La part de l’homme dans les incendies actuels est bien plus importante que celle des seuls pyromanes
En cet été 2026, la France brûle. La forêt de Fontainebleau a déjà perdu plus de 2000 hectares – le plus grand incendie jamais enregistré en Île-de-France –, tandis que la Gironde, le Var et les Landes subissent des feux massifs. Plus de 40 000 hectares sont partis en fumée depuis le début de la saison, dépassant déjà le total de 2025. Derrière ces chiffres, une réalité claire et documentée : l’être humain est de très loin le principal déclencheur.
90 % des feux sont d’origine humaine
Selon l’Observatoire des forêts françaises, en métropole, neuf départs de feu sur dix sont liés à l’activité humaine. La seule cause naturelle significative est la foudre (environ 10 %).
Parmi ces feux d’origine anthropique :
– Environ 70 %* résultent d’imprudences ou d’activités quotidiennes et économiques : mégots de cigarettes, barbecues mal éteints, feux de camp, travaux agricoles ou de BTP, réseaux électriques, incendies de véhicules ou de poubelles.
– Environ 30 %** sont des actes de malveillance (volontaires).
Ces proportions se retrouvent dans les données de la base BDIFF (sur les causes connues) : malveillance autour de 32 %, involontaire particulier 27 %, involontaire travaux 17,5 %, accidentelle 14 %, naturelle 9,5 %. La majorité des départs se produit près des habitations, routes ou infrastructures.
Dans le cas de Fontainebleau, les enquêteurs ont rapidement orienté leurs recherches vers une origine criminelle. Deux jeunes hommes de 18 ans (dont un pompier volontaire) ont été mis en examen après avoir reconnu leur implication volontaire dans des départs de feu distincts.
Attention néanmoins, « incendiaire » n’égale pas « pyromane »
Mettre le feu ne fait pas automatiquement de quelqu’un un pyromane. Les experts psychiatres insistent sur la distinction :
– Un incendiaire allume un feu pour des motifs variés (vengeance, vandalisme, profit, jeu, ou imprudence grave).
– Un pyromane, au sens clinique (trouble du contrôle des impulsions ), ressent une tension croissante, une fascination pour le feu, puis un soulagement ou un plaisir au moment de l’allumer. Ce trouble est rare : il ne concernerait que 3 à 5 % des incendiaires.

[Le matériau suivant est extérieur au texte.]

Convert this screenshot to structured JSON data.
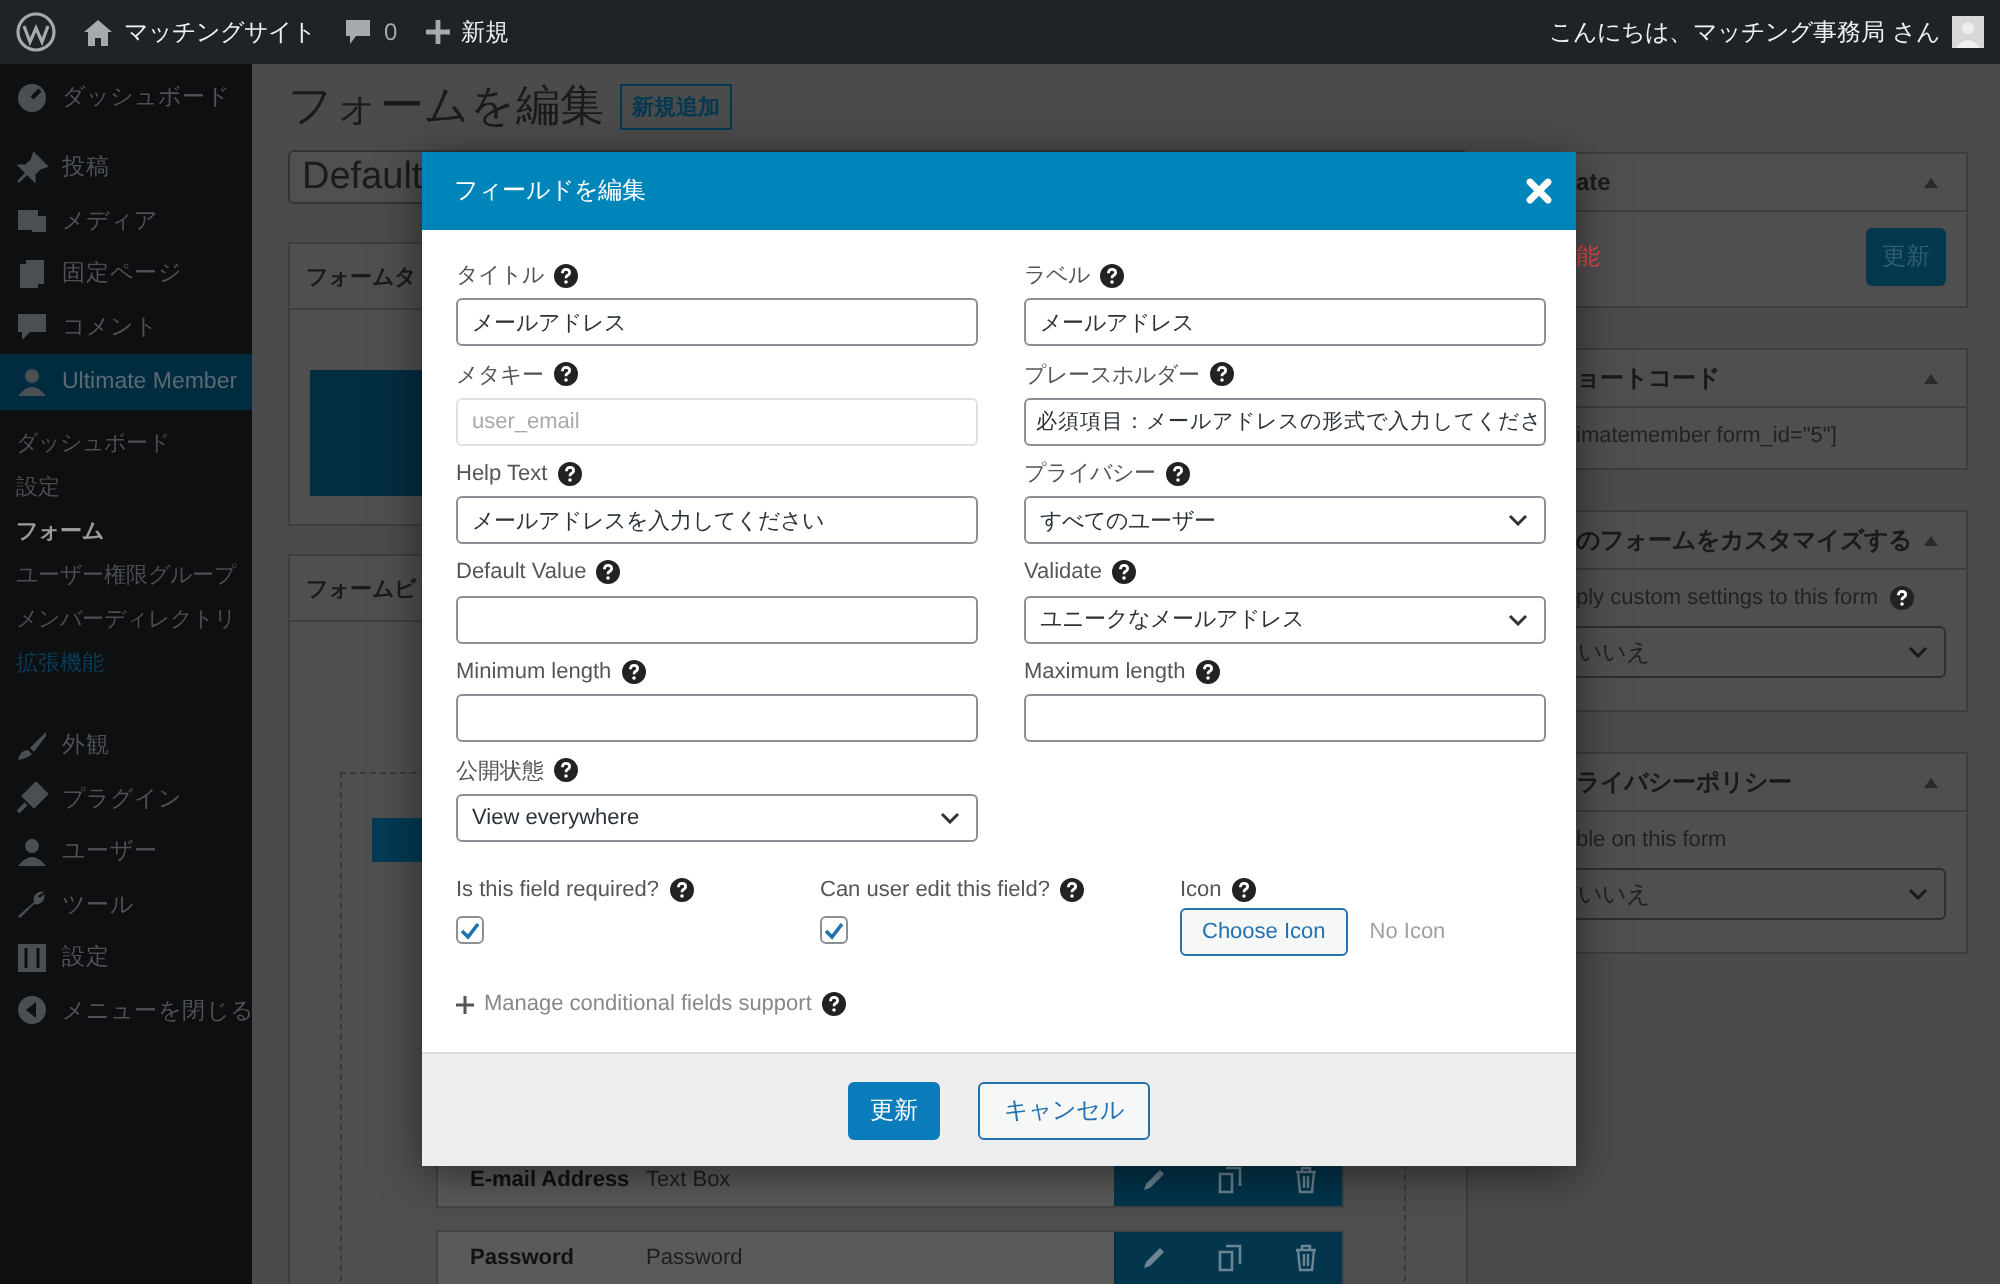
{
  "admin_bar": {
    "site_name": "マッチングサイト",
    "comments": "0",
    "new_label": "新規",
    "greeting": "こんにちは、マッチング事務局 さん"
  },
  "sidebar": {
    "groups": [
      [
        {
          "label": "ダッシュボード",
          "selected": false
        }
      ],
      [
        {
          "label": "投稿",
          "selected": false
        },
        {
          "label": "メディア",
          "selected": false
        },
        {
          "label": "固定ページ",
          "selected": false
        },
        {
          "label": "コメント",
          "selected": false
        },
        {
          "label": "Ultimate Member",
          "selected": true,
          "children": [
            {
              "label": "ダッシュボード",
              "selected": false,
              "kind": "plain"
            },
            {
              "label": "設定",
              "selected": false,
              "kind": "plain"
            },
            {
              "label": "フォーム",
              "selected": true,
              "kind": "plain"
            },
            {
              "label": "ユーザー権限グループ",
              "selected": false,
              "kind": "plain"
            },
            {
              "label": "メンバーディレクトリ",
              "selected": false,
              "kind": "plain"
            },
            {
              "label": "拡張機能",
              "selected": false,
              "kind": "accent"
            }
          ]
        }
      ],
      [
        {
          "label": "外観",
          "selected": false
        },
        {
          "label": "プラグイン",
          "selected": false
        },
        {
          "label": "ユーザー",
          "selected": false
        },
        {
          "label": "ツール",
          "selected": false
        },
        {
          "label": "設定",
          "selected": false
        },
        {
          "label": "メニューを閉じる",
          "selected": false
        }
      ]
    ]
  },
  "page": {
    "title": "フォームを編集",
    "add_new": "新規追加",
    "form_name": "Default",
    "panels": [
      {
        "title": "フォームタ"
      },
      {
        "title": "フォームビ"
      }
    ],
    "field_rows": [
      {
        "label": "E-mail Address",
        "type": "Text Box"
      },
      {
        "label": "Password",
        "type": "Password"
      }
    ]
  },
  "side_panels": [
    {
      "title": "ate",
      "status": "能",
      "button": "更新"
    },
    {
      "title": "ョートコード",
      "text": "imatemember form_id=\"5\"]",
      "help": false
    },
    {
      "title": "のフォームをカスタマイズする",
      "text": "ply custom settings to this form",
      "help": true,
      "select": "いいえ"
    },
    {
      "title": "ライバシーポリシー",
      "text": "ble on this form",
      "help": false,
      "select": "いいえ"
    }
  ],
  "modal": {
    "title": "フィールドを編集",
    "fields": [
      {
        "label": "タイトル",
        "kind": "text",
        "value": "メールアドレス",
        "disabled": false
      },
      {
        "label": "ラベル",
        "kind": "text",
        "value": "メールアドレス",
        "disabled": false
      },
      {
        "label": "メタキー",
        "kind": "text",
        "value": "user_email",
        "disabled": true
      },
      {
        "label": "プレースホルダー",
        "kind": "text",
        "value": "必須項目：メールアドレスの形式で入力してくださ",
        "disabled": false
      },
      {
        "label": "Help Text",
        "kind": "text",
        "value": "メールアドレスを入力してください",
        "disabled": false
      },
      {
        "label": "プライバシー",
        "kind": "select",
        "value": "すべてのユーザー"
      },
      {
        "label": "Default Value",
        "kind": "text",
        "disabled": false
      },
      {
        "label": "Validate",
        "kind": "select",
        "value": "ユニークなメールアドレス"
      },
      {
        "label": "Minimum length",
        "kind": "text",
        "disabled": false
      },
      {
        "label": "Maximum length",
        "kind": "text",
        "disabled": false
      },
      {
        "label": "公開状態",
        "kind": "select",
        "value": "View everywhere"
      }
    ],
    "options": [
      {
        "label": "Is this field required?",
        "kind": "checkbox",
        "checked": true
      },
      {
        "label": "Can user edit this field?",
        "kind": "checkbox",
        "checked": true
      },
      {
        "label": "Icon",
        "kind": "icon",
        "button": "Choose Icon",
        "value": "No Icon"
      }
    ],
    "conditional": "Manage conditional fields support",
    "buttons": [
      {
        "label": "更新",
        "kind": "primary"
      },
      {
        "label": "キャンセル",
        "kind": "secondary"
      }
    ]
  }
}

La plupart des actes volontaires relevés chaque année ne relèvent donc pas de cette pathologie. En 2026, le ministère de l’Intérieur a déjà annoncé des dizaines d’interpellations pour faits d’incendie, dont une majorité d’actes intentionnels.
Le contexte climatique amplifie, mais ne déclenche pas
La sécheresse et les vagues de chaleur rendent la végétation extrêmement inflammable (« comme de l’essence « , selon certains pompiers). Le changement climatique allonge les saisons à risque et élargit les zones concernées. Mais il ne crée pas les départs de feu : sans source d’allumage humaine, la plupart des incendies n’auraient pas lieu.
Que retenir ?
La responsabilité humaine est massive, mais elle n’est pas uniforme. L’immense majorité des feux pourrait être évitée par des gestes simples de prévention (ne pas jeter de mégots, respecter les interdictions de feu, entretenir les abords des habitations…). Les actes criminels, bien que minoritaires, restent particulièrement destructeurs car souvent allumés dans des conditions maximisant la propagation.
Face aux braseros de 2026, la leçon est double : renforcer la prévention et la vigilance citoyenne, tout en évitant de réduire le problème à la seule figure du pyromane. L’homme allume la plupart des feux ; c’est aussi lui qui peut, en grande partie, les empêcher.